Les dégradations et vols dans une bijouterie ne sauraient être regardés comme constituant un aléa imprévisible, alors qu’au demeurant la société L’Epée d’or s’était assurée en vue de se prémunir contre un tel risque. Il ne résulte pas de l’instruction que la société DELVAG Versicherungs AG aurait subi un dommage anormal et spécial. Par suite, la responsabilité sans faute de l’État pour rupture d’égalité devant les charges publiques n’est pas engagée en l’espèce.
Il résulte de tout ce qui précède que les conclusions indemnitaires de la société DELVAG Versicherungs AG doivent être rejetées.
Les dispositions de l’article L. 761-1 du code de justice administrative font obstacle à ce que soit mise à la charge de l’Etat, qui n’est pas la partie perdante dans la présente instance, la somme demandée par la société DELVAG Versicherungs AG au titre des frais exposés par elles et non compris dans les dépens.
Si une personne publique qui n’a pas eu recours au ministère d’avocat peut demander au juge le bénéfice des dispositions de l’article L. 761-1 du code de justice administrative au titre des frais spécifiques exposés par elle à l’occasion de l’instance, elle doit toutefois justifier un surcroît de travail de ses services et faire état précisément des frais qu’elle aurait exposés pour défendre à l’instance. En l’espèce, le préfet de la Seine-Saint-Denis, qui n’est pas représenté par un avocat, ne justifie pas de frais non compris dans les dépens que l’Etat aurait spécifiquement exposés dans le cadre de la présente instance. Les conclusions présentées par le préfet de la Seine-Saint-Denis au titre de l’article L. 761-1 du code de justice administrative ne peuvent par suite qu’être rejetées.
D E C I D E :
Article 1er : La requête de la société DELVAG Versicherungs AG est rejetée.

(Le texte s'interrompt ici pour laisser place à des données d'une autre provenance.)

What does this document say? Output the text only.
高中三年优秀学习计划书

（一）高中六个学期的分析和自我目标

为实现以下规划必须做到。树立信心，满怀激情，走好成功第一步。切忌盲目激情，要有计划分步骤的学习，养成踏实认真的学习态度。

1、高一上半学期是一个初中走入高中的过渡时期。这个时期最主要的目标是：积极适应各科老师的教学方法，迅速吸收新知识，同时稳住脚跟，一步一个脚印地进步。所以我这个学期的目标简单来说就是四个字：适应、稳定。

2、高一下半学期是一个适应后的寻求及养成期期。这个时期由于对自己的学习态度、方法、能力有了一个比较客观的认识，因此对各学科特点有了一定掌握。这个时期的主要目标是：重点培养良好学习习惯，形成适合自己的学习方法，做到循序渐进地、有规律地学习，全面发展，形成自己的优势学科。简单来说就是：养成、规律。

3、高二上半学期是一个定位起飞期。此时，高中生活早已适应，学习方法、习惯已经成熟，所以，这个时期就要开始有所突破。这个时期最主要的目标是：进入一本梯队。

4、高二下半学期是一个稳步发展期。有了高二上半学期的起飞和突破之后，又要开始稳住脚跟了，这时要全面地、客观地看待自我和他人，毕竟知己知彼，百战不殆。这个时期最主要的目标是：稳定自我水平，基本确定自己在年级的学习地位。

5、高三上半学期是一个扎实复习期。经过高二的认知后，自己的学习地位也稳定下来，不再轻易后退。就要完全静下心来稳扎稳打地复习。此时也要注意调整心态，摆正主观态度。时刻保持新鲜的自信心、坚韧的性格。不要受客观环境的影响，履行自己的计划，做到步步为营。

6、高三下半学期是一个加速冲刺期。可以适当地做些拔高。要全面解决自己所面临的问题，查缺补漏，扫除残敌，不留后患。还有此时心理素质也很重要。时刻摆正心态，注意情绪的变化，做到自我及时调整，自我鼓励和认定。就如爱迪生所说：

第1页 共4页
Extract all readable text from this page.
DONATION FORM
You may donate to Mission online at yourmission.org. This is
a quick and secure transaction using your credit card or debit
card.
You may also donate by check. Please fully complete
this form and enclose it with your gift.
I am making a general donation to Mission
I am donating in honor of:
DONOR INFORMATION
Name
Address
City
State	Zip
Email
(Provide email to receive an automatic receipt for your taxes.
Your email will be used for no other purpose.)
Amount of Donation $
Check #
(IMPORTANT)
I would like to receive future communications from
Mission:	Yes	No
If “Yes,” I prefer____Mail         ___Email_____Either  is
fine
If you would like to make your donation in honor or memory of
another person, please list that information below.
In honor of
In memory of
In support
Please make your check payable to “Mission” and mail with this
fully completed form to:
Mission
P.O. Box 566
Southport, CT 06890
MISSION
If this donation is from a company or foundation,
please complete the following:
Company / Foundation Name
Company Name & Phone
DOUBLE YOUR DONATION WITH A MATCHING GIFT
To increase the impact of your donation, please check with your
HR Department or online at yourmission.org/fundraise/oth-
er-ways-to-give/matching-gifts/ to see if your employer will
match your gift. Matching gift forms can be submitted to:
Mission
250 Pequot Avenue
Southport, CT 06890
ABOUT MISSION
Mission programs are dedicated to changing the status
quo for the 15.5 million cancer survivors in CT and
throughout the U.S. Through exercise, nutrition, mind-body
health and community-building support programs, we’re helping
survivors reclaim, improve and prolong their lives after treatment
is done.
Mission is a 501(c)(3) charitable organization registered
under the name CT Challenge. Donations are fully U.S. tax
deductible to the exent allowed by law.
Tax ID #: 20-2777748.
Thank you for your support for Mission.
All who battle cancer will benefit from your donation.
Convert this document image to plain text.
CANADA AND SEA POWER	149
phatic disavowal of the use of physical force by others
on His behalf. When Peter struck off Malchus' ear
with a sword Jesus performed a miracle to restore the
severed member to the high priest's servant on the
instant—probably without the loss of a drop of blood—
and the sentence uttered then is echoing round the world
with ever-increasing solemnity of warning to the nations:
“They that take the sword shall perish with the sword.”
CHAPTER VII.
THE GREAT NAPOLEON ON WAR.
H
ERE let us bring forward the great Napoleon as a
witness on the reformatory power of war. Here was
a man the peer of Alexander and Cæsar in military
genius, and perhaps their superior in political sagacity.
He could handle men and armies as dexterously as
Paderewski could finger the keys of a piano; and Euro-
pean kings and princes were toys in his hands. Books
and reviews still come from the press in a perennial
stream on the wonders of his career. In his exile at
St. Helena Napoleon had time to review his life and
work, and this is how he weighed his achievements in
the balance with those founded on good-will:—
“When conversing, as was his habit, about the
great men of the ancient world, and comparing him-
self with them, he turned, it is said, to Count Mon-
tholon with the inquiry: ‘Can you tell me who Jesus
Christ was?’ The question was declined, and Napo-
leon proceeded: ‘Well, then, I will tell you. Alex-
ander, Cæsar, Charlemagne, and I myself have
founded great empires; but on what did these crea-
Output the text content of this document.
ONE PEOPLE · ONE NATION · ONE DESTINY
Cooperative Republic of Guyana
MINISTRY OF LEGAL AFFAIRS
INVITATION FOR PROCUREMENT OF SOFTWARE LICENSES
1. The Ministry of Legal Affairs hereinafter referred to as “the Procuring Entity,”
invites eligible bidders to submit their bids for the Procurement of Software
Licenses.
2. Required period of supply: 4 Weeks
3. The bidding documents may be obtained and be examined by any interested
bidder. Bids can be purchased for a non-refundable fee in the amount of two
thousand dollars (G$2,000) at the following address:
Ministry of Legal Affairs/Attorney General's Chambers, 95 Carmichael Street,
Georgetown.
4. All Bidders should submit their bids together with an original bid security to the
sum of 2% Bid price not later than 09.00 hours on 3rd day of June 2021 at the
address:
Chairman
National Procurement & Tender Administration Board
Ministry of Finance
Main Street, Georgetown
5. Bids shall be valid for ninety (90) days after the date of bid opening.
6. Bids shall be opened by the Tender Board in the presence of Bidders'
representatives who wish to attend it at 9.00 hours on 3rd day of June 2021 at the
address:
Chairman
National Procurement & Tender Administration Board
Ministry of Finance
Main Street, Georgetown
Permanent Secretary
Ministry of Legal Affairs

Article 2 : Les conclusions du préfet de la Seine-Saint-Denis présentées au titre des dispositions de l’article L. 761-1 du code de justice administrative sont rejetées.
Article 3 : Le présent jugement sera notifié à la société anonyme DELVAG Versicherungs AG et au préfet de la Seine-Saint-Denis.
Délibéré après l’audience du 11 février 2026, à laquelle siégeaient :
M. Gauchard, président,
M. Löns, premier conseiller,
M. Guiral, premier conseiller.
Rendu public par mise à disposition au greffe le 25 février 2026.
Le rapporteur,
A. Löns
Le président,
L. Gauchard
La greffière,
S. Jarrin
La République mande et ordonne au préfet de la Seine-Saint-Denis en ce qui le concerne et à tous commissaires de justice à ce requis en ce qui concerne les voies de droit commun, contre les parties privées, de pourvoir à l’exécution de la présente décision.